Özetle, Lidya Grup olarak dijital baskı sektöründe global bir şirket olma yolunda hedeflerimize başarılı şekilde ilerliyoruz, vites yükselttik ve 2023 yılını globalde de büyüme yılı ilan ettik.” diye konuştu.
Gelecek yıl, bu yıldan daha başarılı bir yıl olacak
Gelecek yılı değerlendirerek konuşmasını sürdüren Lidya Grup Başkanı Bekir Öz, şunları söyledi: “Genel olarak ülkemiz açısından önümüzdeki yılı değerlendirirsek, 2023 seçim yılı. Seçim öncesi piyasaların biraz daha rahatlayacağını umut ediyoruz. Özellikle, finansman kaynaklarının daha ulaşılabilir olmasını bekliyoruz. Şuan piyasalara finansman sağlanıyor ve yeni finansal paketlerin çıkacağı öngörülüyor.
Kısaca, firmamız ve sektörümüz açısından gelecek yılın, bu yıldan daha başarılı bir yıl olabileceğini söyleyebiliriz. Tabi burada global faktörlerin yakından izlenmesi de gerekiyor ki, enerji maliyetleri, Rusya-Ukrayna savaşı, dünya genelindeki enflasyonun seyri gibi durumlar, ülkelerin ve sektörlerin gelecek yıla ilişkin planlarını ve hedeflerini değiştirebilir.” dedi.
İşletmeler, ihtiyaçları doğrultusunda yatırımlarını yapmalıdır
İşletmelerin ihtiyaçları doğrultusunda yatırımlarını yapmasının önemine vurgu yapan Başkan Bekir Öz, şunları kaydetti: “Hem teknolojinin, hem rekabetin, hem dünyanın geldiği nokta göz önüne alındığında, işletmelerin ihtiyaçları doğrultusunda yatırımlarını yapmaları zaruridir. Az önce de belirttiğimiz gibi, Türkiye için en büyük fırsat, Avrupa’ya ürün sağlayıcı olabilme konumudur ve bu pazarın potansiyeli de oldukça yüksektir.
Bunun daha iyi değerlendirilmesi ve özellikle online satışa herkesin girmesi gereklidir. Firmalar, bugün online pazara girmeseler de, yarın girmek zorundadırlar. Çünkü, bu bir fırsattır ve online satış ile Avrupa ülkeleri rahatlıkla ulaşılabilecek yanı başımızda yer alan bir pazardır.
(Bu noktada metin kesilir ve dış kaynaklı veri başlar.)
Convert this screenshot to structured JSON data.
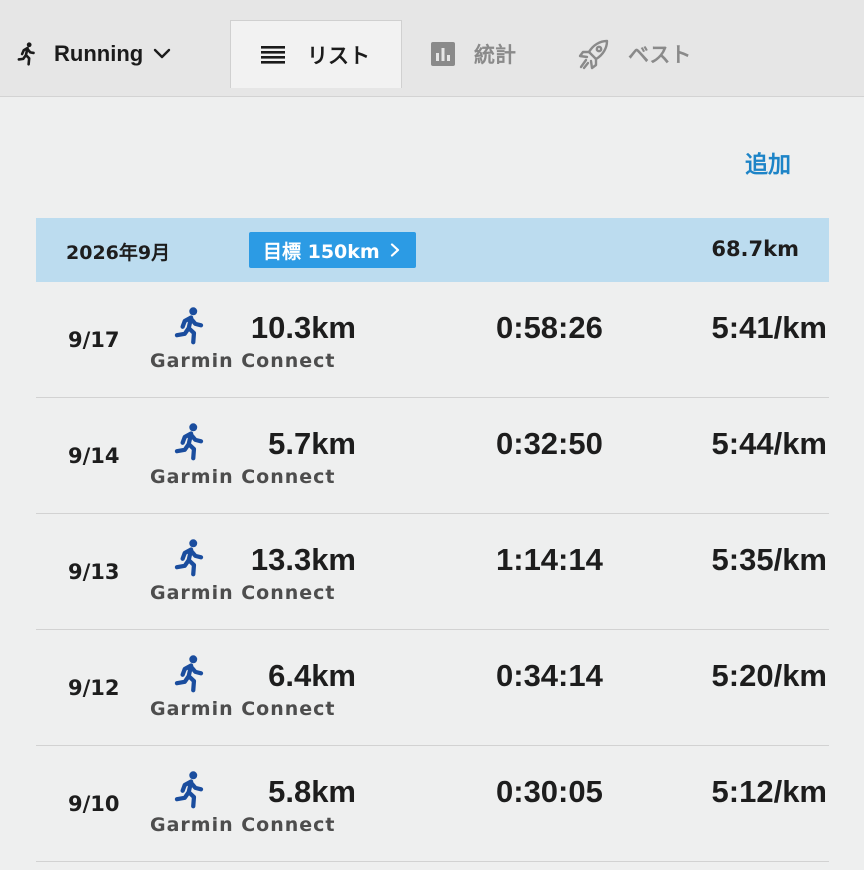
{
  "header": {
    "sport": "Running",
    "sport_icon": "running-person-icon",
    "tabs": {
      "list": "リスト",
      "stats": "統計",
      "best": "ベスト"
    }
  },
  "actions": {
    "add": "追加"
  },
  "colors": {
    "accent": "#1d84c7",
    "goal_button": "#2c9be4",
    "month_bar": "#bcdcef",
    "activity_icon": "#1a4d9e"
  },
  "month": {
    "label": "2026年9月",
    "goal": "目標 150km",
    "total": "68.7km"
  },
  "activities": [
    {
      "date": "9/17",
      "source": "Garmin Connect",
      "distance": "10.3km",
      "duration": "0:58:26",
      "pace": "5:41/km"
    },
    {
      "date": "9/14",
      "source": "Garmin Connect",
      "distance": "5.7km",
      "duration": "0:32:50",
      "pace": "5:44/km"
    },
    {
      "date": "9/13",
      "source": "Garmin Connect",
      "distance": "13.3km",
      "duration": "1:14:14",
      "pace": "5:35/km"
    },
    {
      "date": "9/12",
      "source": "Garmin Connect",
      "distance": "6.4km",
      "duration": "0:34:14",
      "pace": "5:20/km"
    },
    {
      "date": "9/10",
      "source": "Garmin Connect",
      "distance": "5.8km",
      "duration": "0:30:05",
      "pace": "5:12/km"
    }
  ]
}
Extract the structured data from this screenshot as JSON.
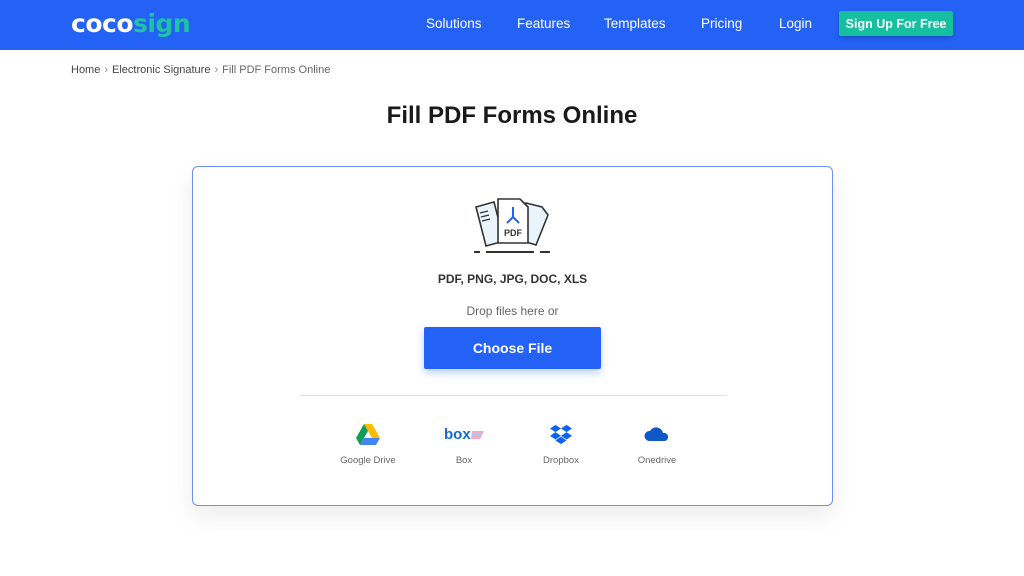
{
  "nav": {
    "logo_a": "coco",
    "logo_b": "sign",
    "links": [
      "Solutions",
      "Features",
      "Templates",
      "Pricing",
      "Login"
    ],
    "signup": "Sign Up For Free"
  },
  "breadcrumb": [
    "Home",
    "Electronic Signature",
    "Fill PDF Forms Online"
  ],
  "title": "Fill PDF Forms Online",
  "upload": {
    "types": "PDF, PNG, JPG, DOC, XLS",
    "drop": "Drop files here or",
    "choose": "Choose File",
    "icon_label": "PDF",
    "sources": [
      {
        "label": "Google Drive",
        "icon": "google-drive-icon"
      },
      {
        "label": "Box",
        "icon": "box-icon"
      },
      {
        "label": "Dropbox",
        "icon": "dropbox-icon"
      },
      {
        "label": "Onedrive",
        "icon": "onedrive-icon"
      }
    ]
  },
  "colors": {
    "primary": "#2462f5",
    "accent": "#15bf9f"
  }
}
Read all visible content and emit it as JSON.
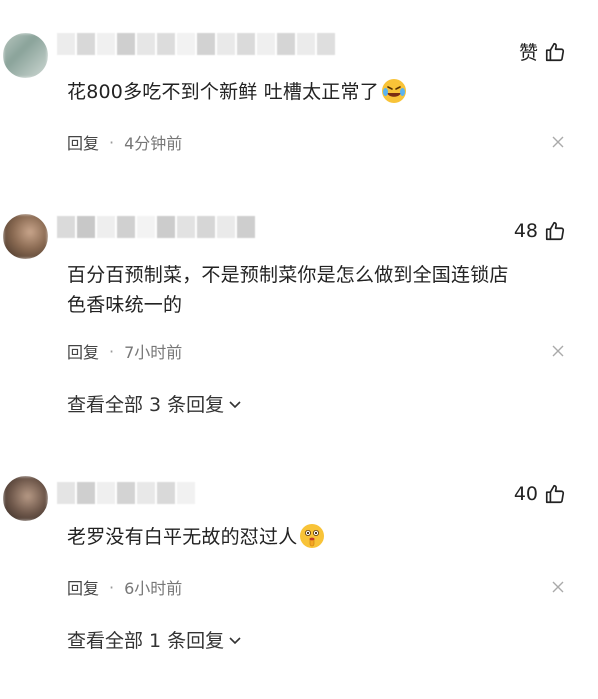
{
  "comments": [
    {
      "likes": "赞",
      "text": "花800多吃不到个新鲜 吐槽太正常了",
      "emoji": "rolling-laughing-emoji",
      "reply_label": "回复",
      "separator": "·",
      "time": "4分钟前"
    },
    {
      "likes": "48",
      "text_line1": "百分百预制菜，不是预制菜你是怎么做到全国连锁店",
      "text_line2": "色香味统一的",
      "reply_label": "回复",
      "separator": "·",
      "time": "7小时前",
      "view_all": "查看全部 3 条回复"
    },
    {
      "likes": "40",
      "text": "老罗没有白平无故的怼过人",
      "emoji": "shushing-face-emoji",
      "reply_label": "回复",
      "separator": "·",
      "time": "6小时前",
      "view_all": "查看全部 1 条回复"
    }
  ],
  "icons": {
    "like": "thumbs-up-icon",
    "close": "close-icon",
    "expand": "chevron-down-icon"
  },
  "colors": {
    "text": "#222222",
    "meta": "#777777",
    "blur_gray": "#d9d9d9"
  }
}
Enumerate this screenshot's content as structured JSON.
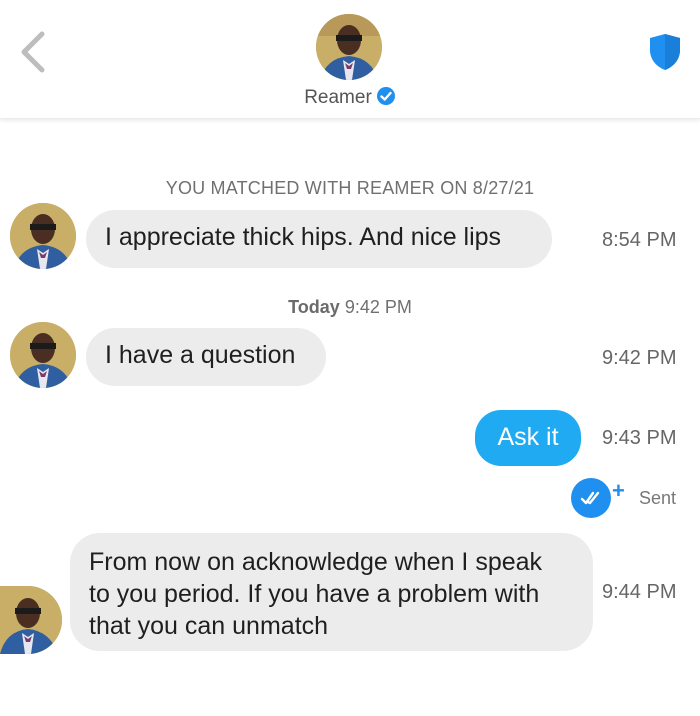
{
  "header": {
    "contact_name": "Reamer",
    "back_icon": "chevron-left-icon",
    "safety_icon": "shield-icon",
    "verified_icon": "verified-check-icon",
    "accent_color": "#1f8ff0"
  },
  "thread": {
    "match_notice": "YOU MATCHED WITH REAMER ON 8/27/21",
    "today_label": "Today",
    "today_time": "9:42 PM",
    "messages": [
      {
        "from": "Reamer",
        "text": "I appreciate thick hips. And nice lips",
        "time": "8:54 PM"
      },
      {
        "from": "Reamer",
        "text": "I have a question",
        "time": "9:42 PM"
      },
      {
        "from": "me",
        "text": "Ask it",
        "time": "9:43 PM"
      },
      {
        "from": "Reamer",
        "lines": [
          "From now on acknowledge when I speak",
          "to you period. If you have a problem with",
          "that you can unmatch"
        ],
        "time": "9:44 PM"
      }
    ],
    "receipt": {
      "status": "Sent",
      "plus": "+"
    }
  },
  "colors": {
    "outgoing_bubble": "#1faaf2",
    "incoming_bubble": "#ececed"
  }
}
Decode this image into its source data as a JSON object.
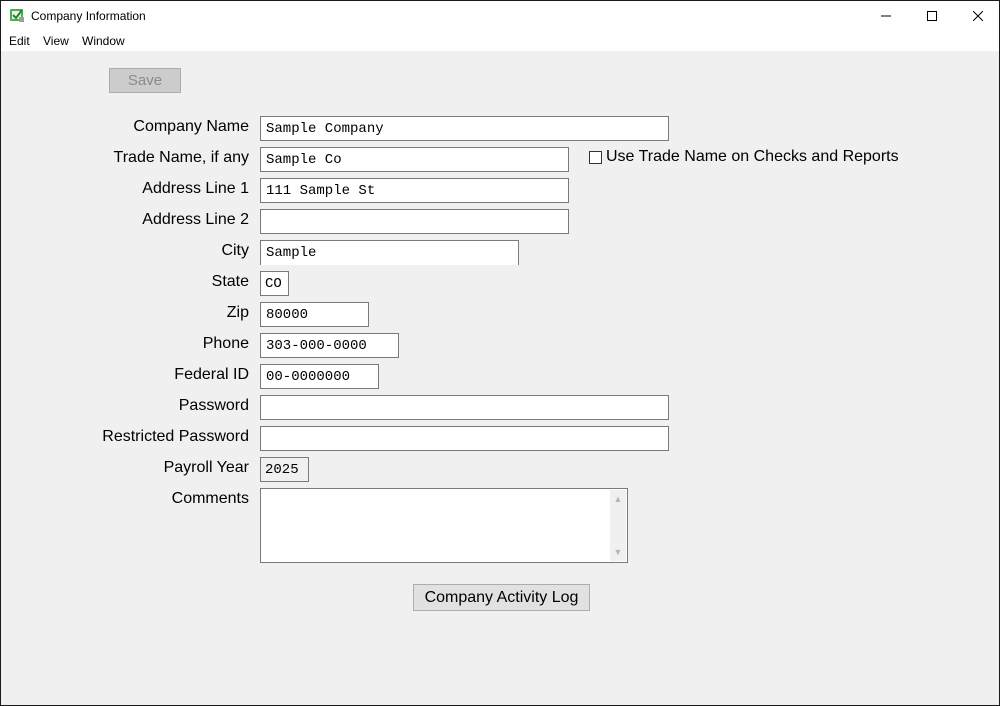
{
  "window": {
    "title": "Company Information",
    "icon": "checkbook-app-icon",
    "controls": {
      "minimize": "—",
      "maximize": "☐",
      "close": "✕"
    }
  },
  "menu": [
    {
      "label": "Edit"
    },
    {
      "label": "View"
    },
    {
      "label": "Window"
    }
  ],
  "toolbar": {
    "save_label": "Save",
    "save_enabled": false
  },
  "form": {
    "company_name": {
      "label": "Company Name",
      "value": "Sample Company"
    },
    "trade_name": {
      "label": "Trade Name, if any",
      "value": "Sample Co"
    },
    "use_trade_name": {
      "label": "Use Trade Name on Checks and Reports",
      "checked": false
    },
    "address1": {
      "label": "Address Line 1",
      "value": "111 Sample St"
    },
    "address2": {
      "label": "Address Line 2",
      "value": ""
    },
    "city": {
      "label": "City",
      "value": "Sample"
    },
    "state": {
      "label": "State",
      "value": "CO"
    },
    "zip": {
      "label": "Zip",
      "value": "80000"
    },
    "phone": {
      "label": "Phone",
      "value": "303-000-0000"
    },
    "federal_id": {
      "label": "Federal ID",
      "value": "00-0000000"
    },
    "password": {
      "label": "Password",
      "value": ""
    },
    "restricted_password": {
      "label": "Restricted Password",
      "value": ""
    },
    "payroll_year": {
      "label": "Payroll Year",
      "value": "2025"
    },
    "comments": {
      "label": "Comments",
      "value": ""
    }
  },
  "actions": {
    "activity_log_label": "Company Activity Log"
  },
  "icons": {
    "scroll_up": "▲",
    "scroll_down": "▼"
  }
}
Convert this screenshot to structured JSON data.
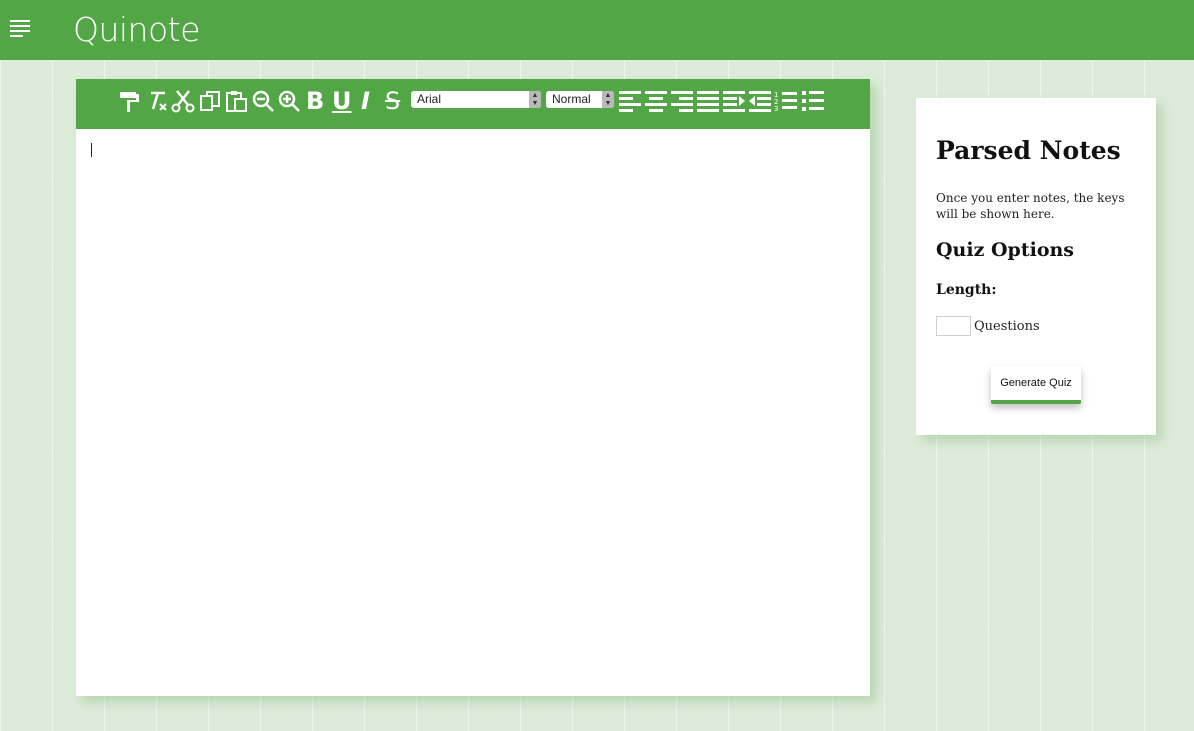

Firmalara tavsiye olarak, işletmelerindeki iş süreçlerini etkin ve verimli bir şekilde yönetmeleri, nitelikli insan kaynağını elde tutmaya çalışmaları, finansman muhasebesini daha iyi yapmaları ve Avrupa pazarlarına yoğunlaşmaları gibi maddeleri söyleyebiliriz.” şeklinde konuştu.